# Product Review – Nikon D810 vs Canon Mark III



## ULFULFSEN (Sep 9, 2014)

http://theslantedlens.com/2014/review-nikon-d810-canon-mark-iii/

the "test" kind of sucks.


----------



## AcutancePhotography (Sep 9, 2014)

If the test "sucks" in your words, why post a link to it? 

I wonder what a Canon Mark III is?


----------



## ULFULFSEN (Sep 9, 2014)

AcutancePhotography said:


> If the test "sucks" in your words, why post a link to it?



You are free to wonder why i do so.

Everyone can build his own opinion.


----------



## AmbientLight (Sep 9, 2014)

I wonder, if there is any particular reason why in this "test" the "daylight" background is itself a photo? 

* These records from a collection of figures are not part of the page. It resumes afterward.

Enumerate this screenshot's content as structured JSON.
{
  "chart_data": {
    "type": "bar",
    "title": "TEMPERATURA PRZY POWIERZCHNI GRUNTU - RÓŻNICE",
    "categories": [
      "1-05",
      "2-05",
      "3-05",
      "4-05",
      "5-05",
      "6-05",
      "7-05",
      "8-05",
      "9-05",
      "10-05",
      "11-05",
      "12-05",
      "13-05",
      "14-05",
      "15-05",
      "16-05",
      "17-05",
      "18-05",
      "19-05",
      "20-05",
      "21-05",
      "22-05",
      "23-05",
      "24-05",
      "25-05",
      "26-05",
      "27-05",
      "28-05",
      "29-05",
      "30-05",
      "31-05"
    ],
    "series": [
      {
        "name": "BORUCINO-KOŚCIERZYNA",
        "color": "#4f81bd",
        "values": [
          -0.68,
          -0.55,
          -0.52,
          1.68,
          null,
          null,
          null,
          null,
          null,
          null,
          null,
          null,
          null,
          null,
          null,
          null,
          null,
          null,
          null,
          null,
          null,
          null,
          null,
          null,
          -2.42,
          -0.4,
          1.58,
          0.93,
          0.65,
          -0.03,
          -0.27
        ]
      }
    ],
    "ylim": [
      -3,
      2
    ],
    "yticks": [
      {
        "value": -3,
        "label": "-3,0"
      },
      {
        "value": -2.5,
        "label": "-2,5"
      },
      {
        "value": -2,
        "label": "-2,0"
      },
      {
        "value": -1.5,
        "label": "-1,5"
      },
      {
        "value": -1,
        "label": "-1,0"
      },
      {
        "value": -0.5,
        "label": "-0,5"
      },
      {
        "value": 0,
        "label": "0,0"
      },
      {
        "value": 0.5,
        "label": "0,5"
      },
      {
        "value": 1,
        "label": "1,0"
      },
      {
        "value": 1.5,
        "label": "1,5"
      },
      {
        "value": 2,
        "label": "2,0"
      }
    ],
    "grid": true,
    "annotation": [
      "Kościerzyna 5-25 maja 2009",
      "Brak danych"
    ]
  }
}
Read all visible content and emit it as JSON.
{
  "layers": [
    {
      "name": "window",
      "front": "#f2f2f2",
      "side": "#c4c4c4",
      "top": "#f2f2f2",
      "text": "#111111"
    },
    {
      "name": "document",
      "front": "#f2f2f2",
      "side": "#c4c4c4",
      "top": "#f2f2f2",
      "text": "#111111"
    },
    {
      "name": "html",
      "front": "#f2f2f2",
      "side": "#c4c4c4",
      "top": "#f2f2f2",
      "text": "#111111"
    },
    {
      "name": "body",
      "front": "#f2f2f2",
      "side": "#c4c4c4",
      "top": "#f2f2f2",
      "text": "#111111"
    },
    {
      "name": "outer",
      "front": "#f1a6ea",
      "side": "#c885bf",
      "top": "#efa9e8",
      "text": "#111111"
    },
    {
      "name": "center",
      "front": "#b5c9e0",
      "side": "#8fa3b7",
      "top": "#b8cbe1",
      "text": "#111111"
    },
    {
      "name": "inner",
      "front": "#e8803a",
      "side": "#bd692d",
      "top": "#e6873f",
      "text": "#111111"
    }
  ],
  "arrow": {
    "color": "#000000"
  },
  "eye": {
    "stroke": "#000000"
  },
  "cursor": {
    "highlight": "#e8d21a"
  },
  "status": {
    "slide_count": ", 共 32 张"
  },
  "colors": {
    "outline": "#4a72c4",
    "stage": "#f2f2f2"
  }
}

Just because of this we should have serious doubts regarding the lighting used here, but who would do such a thing during serious testing? This "test" is just a joke, isn't it?


----------



## chrysoberyl (Sep 9, 2014)

Yes, a joke, and funny! Note how the Nikon kit makes Spencer's head swell.


----------



## Keith_Reeder (Sep 9, 2014)

AcutancePhotography said:


> If the test "sucks" in your words, why post a link to it?



It's what trolls do...


----------



## BozillaNZ (Oct 15, 2014)

Meh, another DR war...


----------



## V8Beast (Oct 15, 2014)

Wow, if the dude in the video was a foot taller, he'd look like a clone of one of my photography instructors.


----------



## BozillaNZ (Oct 15, 2014)

V8Beast said:


> Wow, if the dude in the video was a foot taller, he'd look like a clone of one of my photography instructors.



If he was 10 times smarter he would be Einstein. ???


----------